Interpolate exciton dispersion (only in Yambo 5.x)
Starting from Yambo 5.x it is possible to calcaulte excitons at finite momentum q. The momentum can be specified with the variable
%BSEQptR iq_start | iq_end | # [BSK] Transferred momenta range %
where iq_start and iq_end is the first and last index of momentum in the irreducible Brillouin zone (IBS). You can find the list of q-vectors in the r_setup report.

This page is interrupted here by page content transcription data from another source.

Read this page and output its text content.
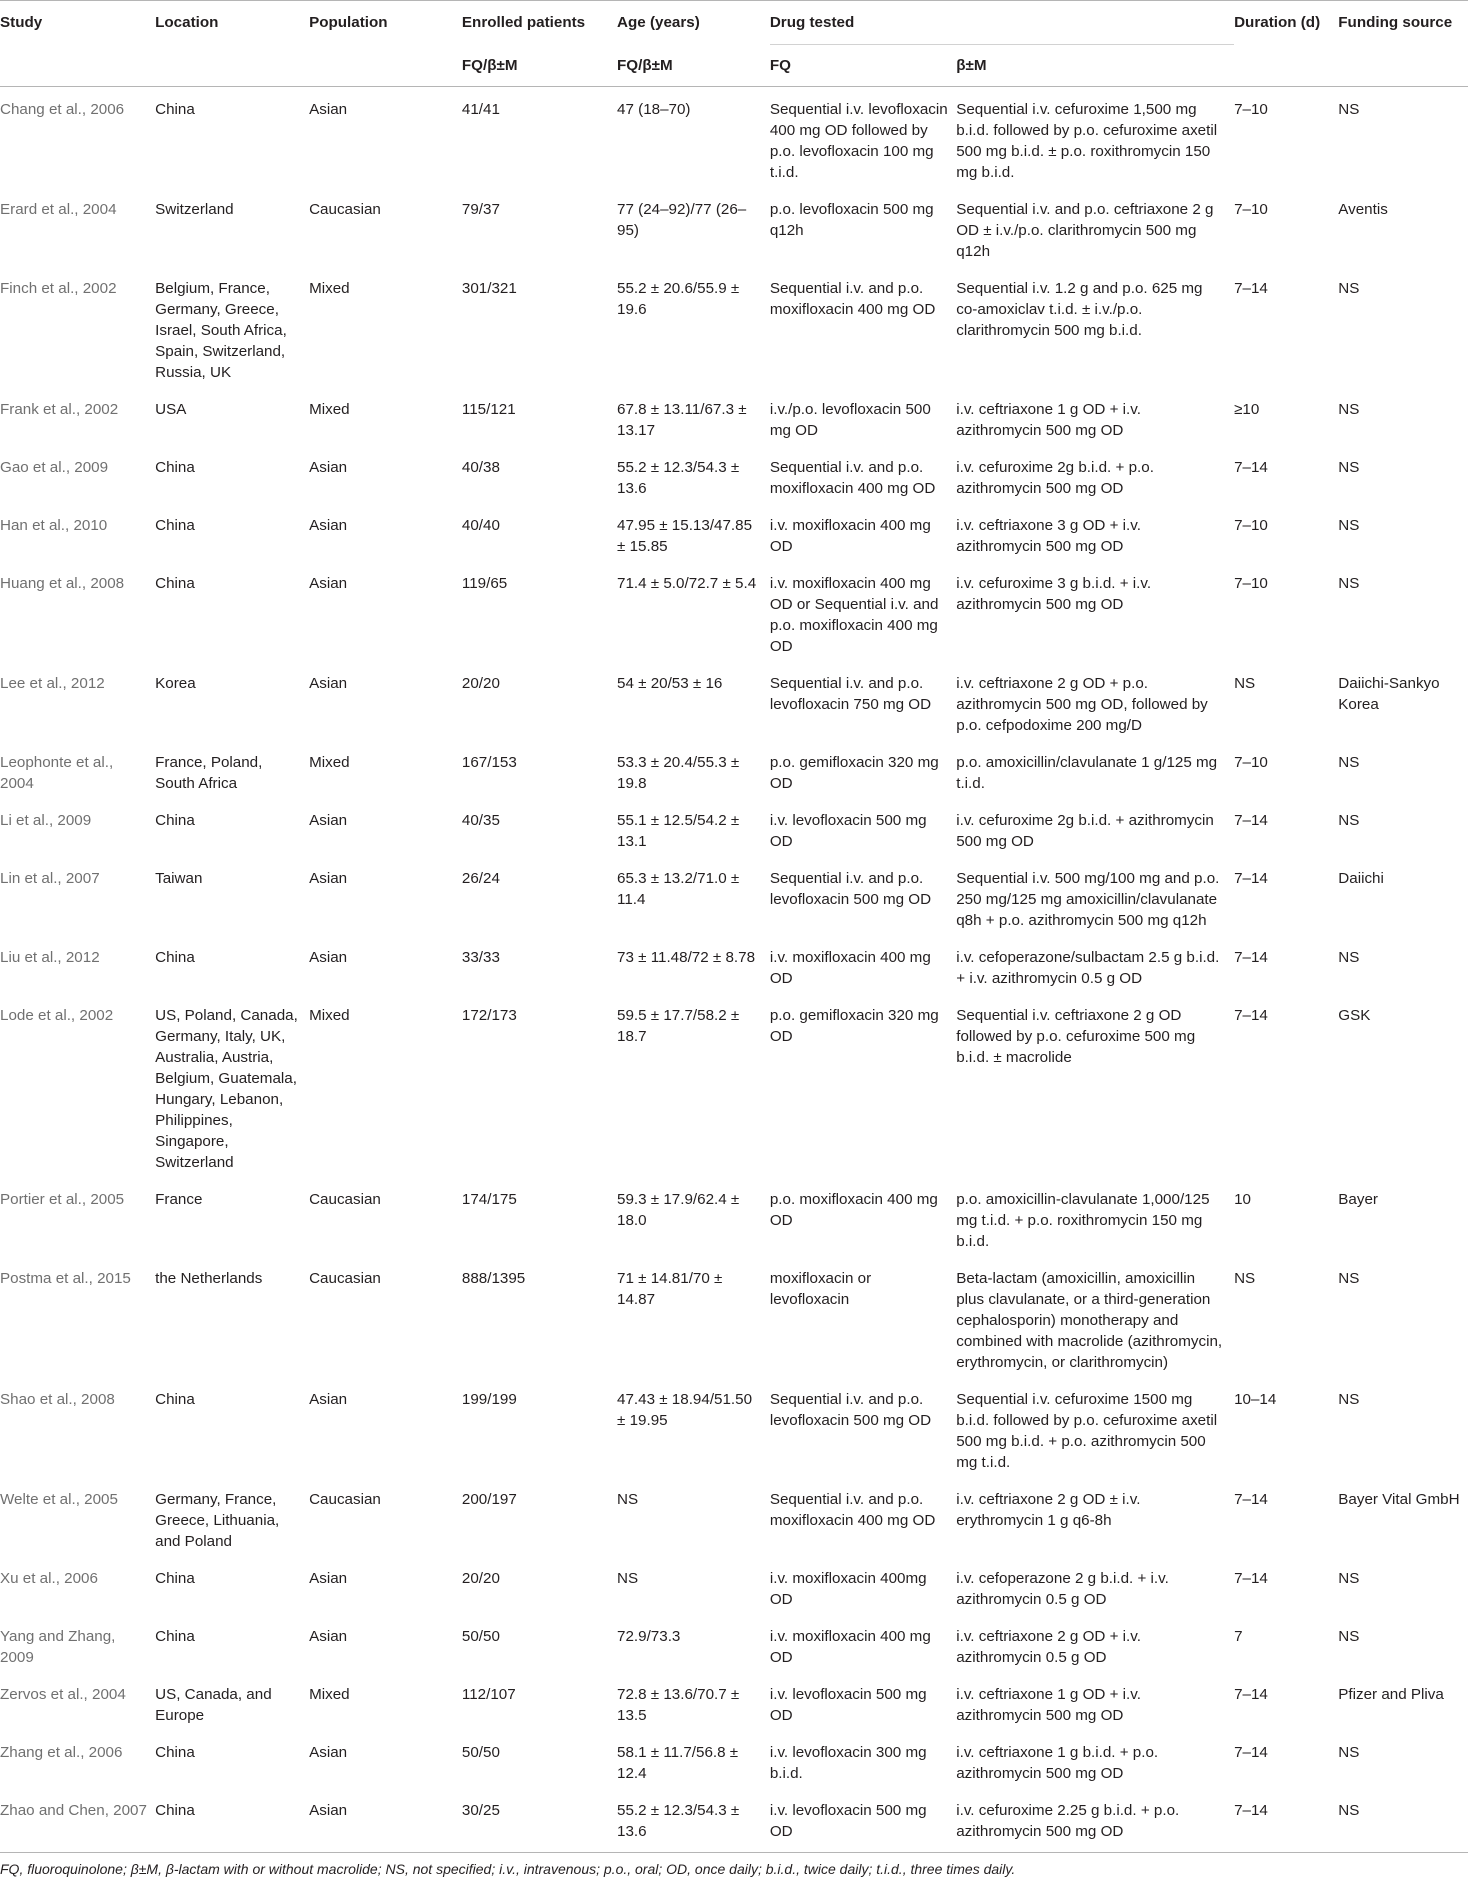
Study	Location	Population	Enrolled patients	Age (years)	Drug tested		Duration (d)	Funding source
			FQ/β±M	FQ/β±M	FQ	β±M		
Chang et al., 2006	China	Asian	41/41	47 (18–70)	Sequential i.v. levofloxacin 400 mg OD followed by p.o. levofloxacin 100 mg t.i.d.	Sequential i.v. cefuroxime 1,500 mg b.i.d. followed by p.o. cefuroxime axetil 500 mg b.i.d. ± p.o. roxithromycin 150 mg b.i.d.	7–10	NS
Erard et al., 2004	Switzerland	Caucasian	79/37	77 (24–92)/77 (26–95)	p.o. levofloxacin 500 mg q12h	Sequential i.v. and p.o. ceftriaxone 2 g OD ± i.v./p.o. clarithromycin 500 mg q12h	7–10	Aventis
Finch et al., 2002	Belgium, France, Germany, Greece, Israel, South Africa, Spain, Switzerland, Russia, UK	Mixed	301/321	55.2 ± 20.6/55.9 ± 19.6	Sequential i.v. and p.o. moxifloxacin 400 mg OD	Sequential i.v. 1.2 g and p.o. 625 mg co-amoxiclav t.i.d. ± i.v./p.o. clarithromycin 500 mg b.i.d.	7–14	NS
Frank et al., 2002	USA	Mixed	115/121	67.8 ± 13.11/67.3 ± 13.17	i.v./p.o. levofloxacin 500 mg OD	i.v. ceftriaxone 1 g OD + i.v. azithromycin 500 mg OD	≥10	NS
Gao et al., 2009	China	Asian	40/38	55.2 ± 12.3/54.3 ± 13.6	Sequential i.v. and p.o. moxifloxacin 400 mg OD	i.v. cefuroxime 2g b.i.d. + p.o. azithromycin 500 mg OD	7–14	NS
Han et al., 2010	China	Asian	40/40	47.95 ± 15.13/47.85 ± 15.85	i.v. moxifloxacin 400 mg OD	i.v. ceftriaxone 3 g OD + i.v. azithromycin 500 mg OD	7–10	NS
Huang et al., 2008	China	Asian	119/65	71.4 ± 5.0/72.7 ± 5.4	i.v. moxifloxacin 400 mg OD or Sequential i.v. and p.o. moxifloxacin 400 mg OD	i.v. cefuroxime 3 g b.i.d. + i.v. azithromycin 500 mg OD	7–10	NS
Lee et al., 2012	Korea	Asian	20/20	54 ± 20/53 ± 16	Sequential i.v. and p.o. levofloxacin 750 mg OD	i.v. ceftriaxone 2 g OD + p.o. azithromycin 500 mg OD, followed by p.o. cefpodoxime 200 mg/D	NS	Daiichi-Sankyo Korea
Leophonte et al., 2004	France, Poland, South Africa	Mixed	167/153	53.3 ± 20.4/55.3 ± 19.8	p.o. gemifloxacin 320 mg OD	p.o. amoxicillin/clavulanate 1 g/125 mg t.i.d.	7–10	NS
Li et al., 2009	China	Asian	40/35	55.1 ± 12.5/54.2 ± 13.1	i.v. levofloxacin 500 mg OD	i.v. cefuroxime 2g b.i.d. + azithromycin 500 mg OD	7–14	NS
Lin et al., 2007	Taiwan	Asian	26/24	65.3 ± 13.2/71.0 ± 11.4	Sequential i.v. and p.o. levofloxacin 500 mg OD	Sequential i.v. 500 mg/100 mg and p.o. 250 mg/125 mg amoxicillin/clavulanate q8h + p.o. azithromycin 500 mg q12h	7–14	Daiichi
Liu et al., 2012	China	Asian	33/33	73 ± 11.48/72 ± 8.78	i.v. moxifloxacin 400 mg OD	i.v. cefoperazone/sulbactam 2.5 g b.i.d. + i.v. azithromycin 0.5 g OD	7–14	NS
Lode et al., 2002	US, Poland, Canada, Germany, Italy, UK, Australia, Austria, Belgium, Guatemala, Hungary, Lebanon, Philippines, Singapore, Switzerland	Mixed	172/173	59.5 ± 17.7/58.2 ± 18.7	p.o. gemifloxacin 320 mg OD	Sequential i.v. ceftriaxone 2 g OD followed by p.o. cefuroxime 500 mg b.i.d. ± macrolide	7–14	GSK
Portier et al., 2005	France	Caucasian	174/175	59.3 ± 17.9/62.4 ± 18.0	p.o. moxifloxacin 400 mg OD	p.o. amoxicillin-clavulanate 1,000/125 mg t.i.d. + p.o. roxithromycin 150 mg b.i.d.	10	Bayer
Postma et al., 2015	the Netherlands	Caucasian	888/1395	71 ± 14.81/70 ± 14.87	moxifloxacin or levofloxacin	Beta-lactam (amoxicillin, amoxicillin plus clavulanate, or a third-generation cephalosporin) monotherapy and combined with macrolide (azithromycin, erythromycin, or clarithromycin)	NS	NS
Shao et al., 2008	China	Asian	199/199	47.43 ± 18.94/51.50 ± 19.95	Sequential i.v. and p.o. levofloxacin 500 mg OD	Sequential i.v. cefuroxime 1500 mg b.i.d. followed by p.o. cefuroxime axetil 500 mg b.i.d. + p.o. azithromycin 500 mg t.i.d.	10–14	NS
Welte et al., 2005	Germany, France, Greece, Lithuania, and Poland	Caucasian	200/197	NS	Sequential i.v. and p.o. moxifloxacin 400 mg OD	i.v. ceftriaxone 2 g OD ± i.v. erythromycin 1 g q6-8h	7–14	Bayer Vital GmbH
Xu et al., 2006	China	Asian	20/20	NS	i.v. moxifloxacin 400mg OD	i.v. cefoperazone 2 g b.i.d. + i.v. azithromycin 0.5 g OD	7–14	NS
Yang and Zhang, 2009	China	Asian	50/50	72.9/73.3	i.v. moxifloxacin 400 mg OD	i.v. ceftriaxone 2 g OD + i.v. azithromycin 0.5 g OD	7	NS
Zervos et al., 2004	US, Canada, and Europe	Mixed	112/107	72.8 ± 13.6/70.7 ± 13.5	i.v. levofloxacin 500 mg OD	i.v. ceftriaxone 1 g OD + i.v. azithromycin 500 mg OD	7–14	Pfizer and Pliva
Zhang et al., 2006	China	Asian	50/50	58.1 ± 11.7/56.8 ± 12.4	i.v. levofloxacin 300 mg b.i.d.	i.v. ceftriaxone 1 g b.i.d. + p.o. azithromycin 500 mg OD	7–14	NS
Zhao and Chen, 2007	China	Asian	30/25	55.2 ± 12.3/54.3 ± 13.6	i.v. levofloxacin 500 mg OD	i.v. cefuroxime 2.25 g b.i.d. + p.o. azithromycin 500 mg OD	7–14	NS
FQ, fluoroquinolone; β±M, β-lactam with or without macrolide; NS, not specified; i.v., intravenous; p.o., oral; OD, once daily; b.i.d., twice daily; t.i.d., three times daily.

If you calculate the BSE for all q-points in the IBZ, then you can interpolate the exciton dispersion along any direction of the full Brillouin zone(BZ) using the interpolation scheme of PRB 38 p2721, by doing ypp -s i and setting:
excitons # [R] Excitonic properties interpolate # [R] Interpolate States= "1 - 4" # Index of the BS state(s) INTERP_mode= "BOLTZ" # Interpolation mode (NN=nearest point, BOLTZ=boltztrap aproach) % INTERP_Grid -1 |-1 |-1 | # Interpolation BZ Grid % BANDS_steps= 30 # Number of divisions cooIn= "rlu" # Points coordinates (in) cc/rlu/iku/alat cooOut= "rlu" # Points coordinates (out) cc/rlu/iku/alat %BANDS_kpts # K points of the bands circuit 0 | 0 | 0 | 0.333333333333333 | 0.33333333333333 | 0 | %
this input file will interpolate with 30 steps the first 4 excitons energies along the line Gamma->K.